The full list of notes in Coty Paris (or Paris de Coty as it is properly called; the perfume was created by Francois Coty in 1923 and has been discontinued for some time, now only available on auction sites) include aldehydes, hyacinth, lilac, heliotrope, carnation, ylang-ylang, musc keton, Bulgarian rose, civet and vanilla. Smelling the fragrance blind, before I looked up the notes, I didn’t notice the lilac; I interpreted it as a combination of iris and violet. But after reading of its presence, I found it definitely detectable about ten minutes into the perfume’s wear, and its inclusion says much about the nature of this perfume. When you think about lilacs, they are flowers that can be heady if brought indoors in big bunches, but in their natural environ they have a genteel and dainty scent; they’re not animalic and extravagant in the way of tuberose, gardenia or jasmine. Similarly, Coty Paris with its lilac and heliotrope focus is very floral and cosmetically powdery without being flashy. And in the same way that lilacs are often the first scented flowers to bloom in Spring (along with hyacinths, another note in this perfume)—the first flowers on the scene to enchant one after a long winter—Coty Paris’s lilac bloom is like the beauty mark that George Valentin bestowed, with a cosmetic pencil, on the upper corner of Peppy Miller’s mouth when she was still a fledgling actress.

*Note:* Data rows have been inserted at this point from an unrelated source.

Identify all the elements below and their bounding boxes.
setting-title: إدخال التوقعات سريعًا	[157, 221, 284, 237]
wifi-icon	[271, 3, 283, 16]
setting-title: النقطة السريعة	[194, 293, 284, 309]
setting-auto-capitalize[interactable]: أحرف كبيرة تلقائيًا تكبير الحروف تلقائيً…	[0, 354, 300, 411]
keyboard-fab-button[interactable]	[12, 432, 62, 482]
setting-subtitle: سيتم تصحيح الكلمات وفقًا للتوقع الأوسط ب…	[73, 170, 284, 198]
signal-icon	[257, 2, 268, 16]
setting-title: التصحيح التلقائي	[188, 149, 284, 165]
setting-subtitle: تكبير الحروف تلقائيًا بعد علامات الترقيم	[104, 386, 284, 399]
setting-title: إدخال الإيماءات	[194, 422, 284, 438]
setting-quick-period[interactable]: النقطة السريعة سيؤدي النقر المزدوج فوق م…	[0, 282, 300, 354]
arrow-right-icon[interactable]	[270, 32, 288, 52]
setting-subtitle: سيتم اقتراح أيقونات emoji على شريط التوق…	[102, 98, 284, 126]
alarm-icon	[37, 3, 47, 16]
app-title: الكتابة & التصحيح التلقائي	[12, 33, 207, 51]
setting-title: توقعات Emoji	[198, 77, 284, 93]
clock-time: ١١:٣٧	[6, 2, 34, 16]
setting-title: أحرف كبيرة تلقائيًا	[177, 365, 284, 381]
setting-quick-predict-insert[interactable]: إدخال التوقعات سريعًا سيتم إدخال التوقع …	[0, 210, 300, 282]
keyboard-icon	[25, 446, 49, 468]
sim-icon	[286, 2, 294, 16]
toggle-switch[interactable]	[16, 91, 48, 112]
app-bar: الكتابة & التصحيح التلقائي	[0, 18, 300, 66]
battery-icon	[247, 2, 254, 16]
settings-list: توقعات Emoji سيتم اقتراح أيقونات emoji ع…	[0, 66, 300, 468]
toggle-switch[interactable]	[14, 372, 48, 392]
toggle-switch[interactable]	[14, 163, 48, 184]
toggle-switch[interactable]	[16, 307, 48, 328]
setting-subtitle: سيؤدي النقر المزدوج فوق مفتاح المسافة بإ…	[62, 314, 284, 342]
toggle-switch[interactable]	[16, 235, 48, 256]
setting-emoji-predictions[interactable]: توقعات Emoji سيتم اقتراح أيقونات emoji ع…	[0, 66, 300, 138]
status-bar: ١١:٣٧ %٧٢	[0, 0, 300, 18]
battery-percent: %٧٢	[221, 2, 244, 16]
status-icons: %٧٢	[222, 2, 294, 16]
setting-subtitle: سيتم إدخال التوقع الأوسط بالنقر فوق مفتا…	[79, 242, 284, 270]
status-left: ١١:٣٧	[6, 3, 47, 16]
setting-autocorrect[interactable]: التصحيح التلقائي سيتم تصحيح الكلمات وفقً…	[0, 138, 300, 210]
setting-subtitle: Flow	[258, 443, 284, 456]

It imparts an air of distinction in the way that lilac jogs the mind to think, “Oh, it’s that pretty standout, lilac!”

In general, I don’t count myself among the many perfumistas who crave a lilac-inspired scent (those who speak of the long discontinued Jean Patou Vacances with reverence and wistfulness), but the lilac in Coty Paris really is like a beauty mark—an enhancement to a perfume that is already enigmatic, like a little star floating in a wondrous swath of Heaven. The aldehydes lend ethereality and starch (without veering into the sneeze-inducing, champagne-bubble crispness that aldehydes can occupy in scents like Chanel No. 22, for example); the heliotrope adds a hint of a lipstick and face-powder smell; the carnation plays against the aldehydes and violet to add a vibration of warmth; and ylang contributes some creaminess, along with the gentle vanillic base. Something I can’t identify lends an anise-like nuance to the mix that adds further vibration with its minty, hot-and-cold effect. In regard to the animalic (civet and musc keton) notes of Coty Paris, I can’t detect them, and though I usually enjoy such notes, I have no complaints that I can’t identify them here. Wearing Paris is like witnessing the Evening Star (Venus) appear on the dusky horizon; it’s the olfactory air of the Firmament caressing its glowing star, and that’s a show that never gets tiring—even without a soundtrack, even when its twilight-blue rendezvous fades to black-and-white.